Synthèse des discussions

rédigée par Léa-Kim Jackson et Louis-Alexis Carrier

À l’ère de la mondialisation où les structures juridiques des entreprises évoluent extrêmement rapidement, l’Observatoire pluridisciplinaire sur le devenir du droit privé a organisé une table-ronde dans le cadre de sa série « Repenser les liens juridiques d’une société en transition » afin d’aborder ces structures juridiques complexes et leurs impacts environnementaux et sociétaux, y compris des phénomènes comme l’évitement fiscal, le blanchiment d’argent et la corruption.

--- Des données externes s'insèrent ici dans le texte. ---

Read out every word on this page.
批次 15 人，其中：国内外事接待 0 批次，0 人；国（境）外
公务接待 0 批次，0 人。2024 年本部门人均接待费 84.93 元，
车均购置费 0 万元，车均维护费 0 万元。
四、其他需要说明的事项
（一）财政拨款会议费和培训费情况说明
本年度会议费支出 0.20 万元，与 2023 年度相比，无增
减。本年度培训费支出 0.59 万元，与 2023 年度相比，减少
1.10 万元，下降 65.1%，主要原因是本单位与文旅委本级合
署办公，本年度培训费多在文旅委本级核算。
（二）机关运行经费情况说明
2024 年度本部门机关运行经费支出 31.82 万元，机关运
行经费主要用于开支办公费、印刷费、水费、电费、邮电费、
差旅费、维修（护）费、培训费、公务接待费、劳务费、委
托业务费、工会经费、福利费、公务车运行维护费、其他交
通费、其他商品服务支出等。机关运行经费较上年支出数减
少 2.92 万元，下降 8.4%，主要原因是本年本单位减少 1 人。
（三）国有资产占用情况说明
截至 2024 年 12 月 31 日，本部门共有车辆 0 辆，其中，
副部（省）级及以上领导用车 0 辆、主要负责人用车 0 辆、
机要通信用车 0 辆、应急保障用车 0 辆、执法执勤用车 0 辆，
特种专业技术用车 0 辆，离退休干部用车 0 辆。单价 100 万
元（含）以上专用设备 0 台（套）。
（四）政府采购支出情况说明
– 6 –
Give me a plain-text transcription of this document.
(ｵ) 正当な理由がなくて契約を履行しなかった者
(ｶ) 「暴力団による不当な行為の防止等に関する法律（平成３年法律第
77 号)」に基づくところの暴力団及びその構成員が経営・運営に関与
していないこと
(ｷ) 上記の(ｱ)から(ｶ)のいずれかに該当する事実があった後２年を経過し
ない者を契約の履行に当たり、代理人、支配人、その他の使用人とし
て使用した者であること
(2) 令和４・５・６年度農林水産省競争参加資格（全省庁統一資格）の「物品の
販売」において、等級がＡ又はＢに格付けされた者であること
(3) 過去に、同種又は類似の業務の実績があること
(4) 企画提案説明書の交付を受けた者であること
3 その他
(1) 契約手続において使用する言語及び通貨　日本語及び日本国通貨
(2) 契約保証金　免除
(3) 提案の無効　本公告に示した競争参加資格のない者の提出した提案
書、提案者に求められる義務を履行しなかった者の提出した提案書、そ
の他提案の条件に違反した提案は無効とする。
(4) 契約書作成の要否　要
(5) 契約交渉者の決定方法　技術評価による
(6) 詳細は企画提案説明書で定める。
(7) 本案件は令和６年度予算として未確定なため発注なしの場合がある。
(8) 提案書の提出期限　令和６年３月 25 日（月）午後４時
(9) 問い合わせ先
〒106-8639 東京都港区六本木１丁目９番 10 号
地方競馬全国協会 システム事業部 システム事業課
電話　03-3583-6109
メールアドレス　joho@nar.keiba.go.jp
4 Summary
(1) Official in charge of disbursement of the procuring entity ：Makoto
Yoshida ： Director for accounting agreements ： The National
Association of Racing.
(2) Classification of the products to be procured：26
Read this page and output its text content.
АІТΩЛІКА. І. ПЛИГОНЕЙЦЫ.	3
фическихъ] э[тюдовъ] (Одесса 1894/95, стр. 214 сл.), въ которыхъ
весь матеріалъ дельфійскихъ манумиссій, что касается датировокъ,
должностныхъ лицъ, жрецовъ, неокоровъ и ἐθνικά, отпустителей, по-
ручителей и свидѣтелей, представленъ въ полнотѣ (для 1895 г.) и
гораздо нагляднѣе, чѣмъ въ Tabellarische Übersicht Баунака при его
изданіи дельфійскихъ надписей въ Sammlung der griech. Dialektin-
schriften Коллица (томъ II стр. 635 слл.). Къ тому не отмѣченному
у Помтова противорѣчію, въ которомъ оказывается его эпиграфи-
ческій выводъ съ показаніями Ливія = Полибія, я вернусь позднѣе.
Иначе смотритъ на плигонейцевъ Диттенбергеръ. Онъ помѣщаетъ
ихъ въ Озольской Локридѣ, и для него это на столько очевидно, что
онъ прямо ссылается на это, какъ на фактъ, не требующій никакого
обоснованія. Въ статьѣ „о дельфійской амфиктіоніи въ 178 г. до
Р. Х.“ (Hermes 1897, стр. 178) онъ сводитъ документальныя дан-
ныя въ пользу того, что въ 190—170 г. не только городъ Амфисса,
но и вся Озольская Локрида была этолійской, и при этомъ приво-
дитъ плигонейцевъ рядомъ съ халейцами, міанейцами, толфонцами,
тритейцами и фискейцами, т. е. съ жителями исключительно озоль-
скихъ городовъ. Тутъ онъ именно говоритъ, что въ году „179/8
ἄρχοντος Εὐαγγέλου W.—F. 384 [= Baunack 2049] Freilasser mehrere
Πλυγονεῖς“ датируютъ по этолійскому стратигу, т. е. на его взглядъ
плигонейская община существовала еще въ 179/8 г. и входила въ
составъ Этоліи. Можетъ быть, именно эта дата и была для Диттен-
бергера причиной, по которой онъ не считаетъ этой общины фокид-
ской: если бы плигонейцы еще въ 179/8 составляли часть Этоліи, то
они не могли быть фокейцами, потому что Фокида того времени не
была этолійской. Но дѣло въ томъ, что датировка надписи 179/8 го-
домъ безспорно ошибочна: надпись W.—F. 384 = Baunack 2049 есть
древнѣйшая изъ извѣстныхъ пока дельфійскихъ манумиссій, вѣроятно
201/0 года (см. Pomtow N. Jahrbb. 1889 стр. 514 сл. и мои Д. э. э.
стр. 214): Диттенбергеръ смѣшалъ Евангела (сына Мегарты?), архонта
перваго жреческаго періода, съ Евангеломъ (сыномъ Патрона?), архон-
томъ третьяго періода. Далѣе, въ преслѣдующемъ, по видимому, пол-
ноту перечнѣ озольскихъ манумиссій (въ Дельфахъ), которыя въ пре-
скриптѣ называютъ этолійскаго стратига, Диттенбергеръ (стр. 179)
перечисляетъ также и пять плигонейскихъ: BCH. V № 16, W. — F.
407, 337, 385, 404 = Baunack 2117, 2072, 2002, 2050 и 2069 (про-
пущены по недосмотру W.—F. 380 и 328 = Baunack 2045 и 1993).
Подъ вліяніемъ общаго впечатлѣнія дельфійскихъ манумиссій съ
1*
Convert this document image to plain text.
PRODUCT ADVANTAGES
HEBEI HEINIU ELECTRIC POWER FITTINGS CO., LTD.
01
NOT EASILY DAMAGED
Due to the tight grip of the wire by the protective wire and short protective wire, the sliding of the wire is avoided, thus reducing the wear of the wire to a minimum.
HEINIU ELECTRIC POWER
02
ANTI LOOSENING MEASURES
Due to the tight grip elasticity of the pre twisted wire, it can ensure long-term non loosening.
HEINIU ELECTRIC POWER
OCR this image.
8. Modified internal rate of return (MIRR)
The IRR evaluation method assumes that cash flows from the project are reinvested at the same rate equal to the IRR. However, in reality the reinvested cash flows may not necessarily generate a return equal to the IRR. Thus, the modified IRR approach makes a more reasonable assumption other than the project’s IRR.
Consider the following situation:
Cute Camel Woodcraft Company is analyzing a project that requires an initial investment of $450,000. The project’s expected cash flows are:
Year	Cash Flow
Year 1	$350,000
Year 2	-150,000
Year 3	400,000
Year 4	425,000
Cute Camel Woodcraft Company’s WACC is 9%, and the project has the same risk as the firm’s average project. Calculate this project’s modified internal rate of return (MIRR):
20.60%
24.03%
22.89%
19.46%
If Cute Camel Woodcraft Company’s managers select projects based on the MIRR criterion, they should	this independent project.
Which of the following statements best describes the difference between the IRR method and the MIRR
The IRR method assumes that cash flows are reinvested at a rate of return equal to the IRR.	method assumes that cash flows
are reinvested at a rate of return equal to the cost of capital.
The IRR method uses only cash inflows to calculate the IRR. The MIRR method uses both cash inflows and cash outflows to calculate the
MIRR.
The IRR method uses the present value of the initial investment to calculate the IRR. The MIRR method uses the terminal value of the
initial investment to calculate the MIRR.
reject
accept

Cette discussion rassemblait Andres Knobel, avocat et consultant pour Tax Justice Network, une organisation non gouvernementale ayant pour mission de promouvoir la justice fiscale et les droits de la personne, Delphine Nougayrède, avocate chez Belimy Avocats à Paris et chargée de cours à la Faculté de droit de l’Université Columbia à New York, Stéphane Rousseau, professeur en droit des affaires à l’Université de Montréal, ainsi que la professeure Pascale Cornut St-Pierre de la Section de droit civil à la modération.

Les structures juridiques d’entreprises se sont complexifiées à une vitesse fulgurante au cours des trente dernières années. En 1970, on dénombrait environ 7000 entreprises transnationales à travers le monde ; en 2009, on en comptait 80 000, avec un réseau alors composé d’environ 800 000 filiales[1].En 2022, selon les données recueillies par l’organisation Open Corporates, ce sont environ 7 millions et demi de nouvelles sociétés par actions et d’autres types de personnes morales qui ont été constituées à travers le monde[2]. Cet essor est en lien direct avec une importante empreinte écologique et sociale des entreprises, en plus de favoriser le phénomène de l’évasion fiscale. En effet, comme l’ont expliqué Me Knobel et Me Nougayrède, les entreprises adoptent des schémas d’organisations complexes, ce qui rend difficile d’identifier à qui elles sont affiliées, et donc permet de masquer leur responsabilité. S’appuyant sur un rapport de 2020 de Tax Justice Network,Me Knobel évoque plusieurs moyens permettant de dissimuler les individus qui se trouvent derrière une entreprise : la propriété circulaire, la propriété fragmentée, le fait de posséder des parts réduites dans l’entreprise tout en ayant un grand pouvoir décisionnel, le contrôle découplé de la propriété ainsi que d’autres structures sophistiquées. Ultimement, la création de schémas aussi complexes leur permet d’éviter certaines obligations qui leur seraient normalement imputées, notamment leur fardeau fiscal.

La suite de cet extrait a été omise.